Nach den Ausführungen des BGH verfolgt die GOÄ das Ziel, einerseits angemessene Einnahmen für die Leistungserbringer zu sichern, und andererseits für die Patienten (und die dahinterstehenden Kostenträger) eine unkontrollierbare und unzumutbare finanzielle Kostenbelastung zu verhindern. Es soll ein Ausgleich zwischen diesen Interessen durch die Mindest- und Höchstsätze gewährleistet werden. Nur weil die ärztliche Leistung durch eine GmbH erbracht wird, seien die Interessen der zur Zahlung verpflichteten Patienten nicht weniger schutzbedürftig und die Interessen der Abrechnenden nicht weniger regulierungsbedürftig. Ansonsten könnte das gesetzgeberische Ziel des dargestellten Interessenausgleichs ohne weiteres durch die Gründung einer GmbH umgangen werden. Nach alledem kann lt. BGH „ausgeschlossen werden, dass die Liquidation ambulanter ärztlicher Leistungen, zu deren Erbringung sich nicht der Arzt selbst, sondern eine juristische Person [wie eine MVZ-GmbH], bei der der Arzt beschäftigt ist, verpflichtete, unreguliert bleiben sollte“.

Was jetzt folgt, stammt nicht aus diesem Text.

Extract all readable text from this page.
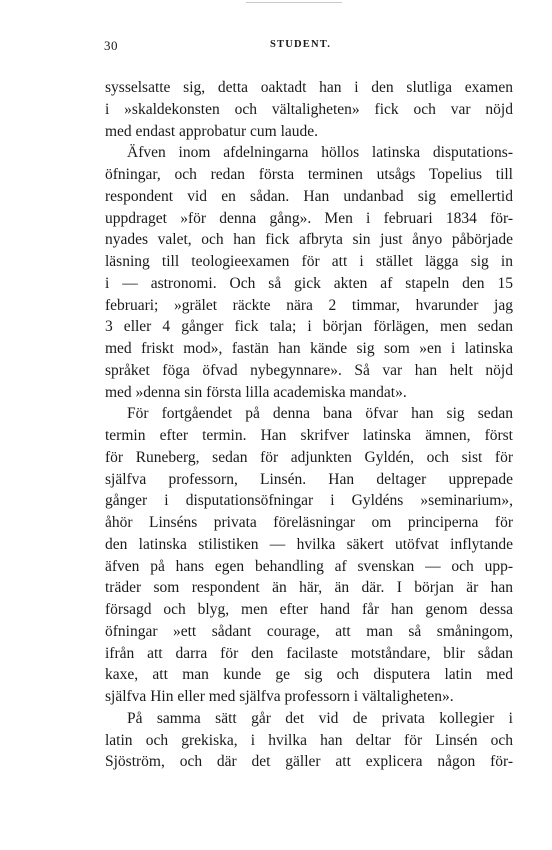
30	STUDENT.
sysselsatte sig, detta oaktadt han i den slutliga examen
i »skaldekonsten och vältaligheten» fick och var nöjd
med endast approbatur cum laude.
Äfven inom afdelningarna höllos latinska disputations-
öfningar, och redan första terminen utsågs Topelius till
respondent vid en sådan. Han undanbad sig emellertid
uppdraget »för denna gång». Men i februari 1834 för-
nyades valet, och han fick afbryta sin just ånyo påbörjade
läsning till teologieexamen för att i stället lägga sig in
i — astronomi. Och så gick akten af stapeln den 15
februari; »grälet räckte nära 2 timmar, hvarunder jag
3 eller 4 gånger fick tala; i början förlägen, men sedan
med friskt mod», fastän han kände sig som »en i latinska
språket föga öfvad nybegynnare». Så var han helt nöjd
med »denna sin första lilla academiska mandat».
För fortgåendet på denna bana öfvar han sig sedan
termin efter termin. Han skrifver latinska ämnen, först
för Runeberg, sedan för adjunkten Gyldén, och sist för
själfva professorn, Linsén. Han deltager upprepade
gånger i disputationsöfningar i Gyldéns »seminarium»,
åhör Linséns privata föreläsningar om principerna för
den latinska stilistiken — hvilka säkert utöfvat inflytande
äfven på hans egen behandling af svenskan — och upp-
träder som respondent än här, än där. I början är han
försagd och blyg, men efter hand får han genom dessa
öfningar »ett sådant courage, att man så småningom,
ifrån att darra för den facilaste motståndare, blir sådan
kaxe, att man kunde ge sig och disputera latin med
själfva Hin eller med själfva professorn i vältaligheten».
På samma sätt går det vid de privata kollegier i
latin och grekiska, i hvilka han deltar för Linsén och
Sjöström, och där det gäller att explicera någon för-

Die früher bestehenden Unklarheiten sind damit beseitigt und es besteht eine höchstrichterliche, argumentativ überzeugende Klärung der Frage um die Gebührenordnungen und die GmbH. Es macht keinen Unterschied, ob die Praxis von einem Einzelarzt, einer Berufsausübungsgemeinschaft oder als GmbH (ggf. von Investorenhand) betrieben wird. Jeder, der ambulante ärztliche Leistungen gegenüber Patienten abrechnet, hat sich an die Vorgaben der GOÄ zu halten.
Eine Ausnahme von der GOÄ und der GOZ lässt die Rechtsprechung des BGH allerdings dann zu, wenn Ärzte Konsiliarleistungen gegenüber Krankenhäusern erbringen. In diesem Fall können die Preise zwischen (Zahn-) Arzt und Krankenhaus frei verhandelt und vereinbart werden – auch ganz pauschal. Dies hat der BGH in einem anderen Urteil aus dem Jahre 2009 (Az.: III ZR 110/09) ebenfalls ausdrücklich geurteilt.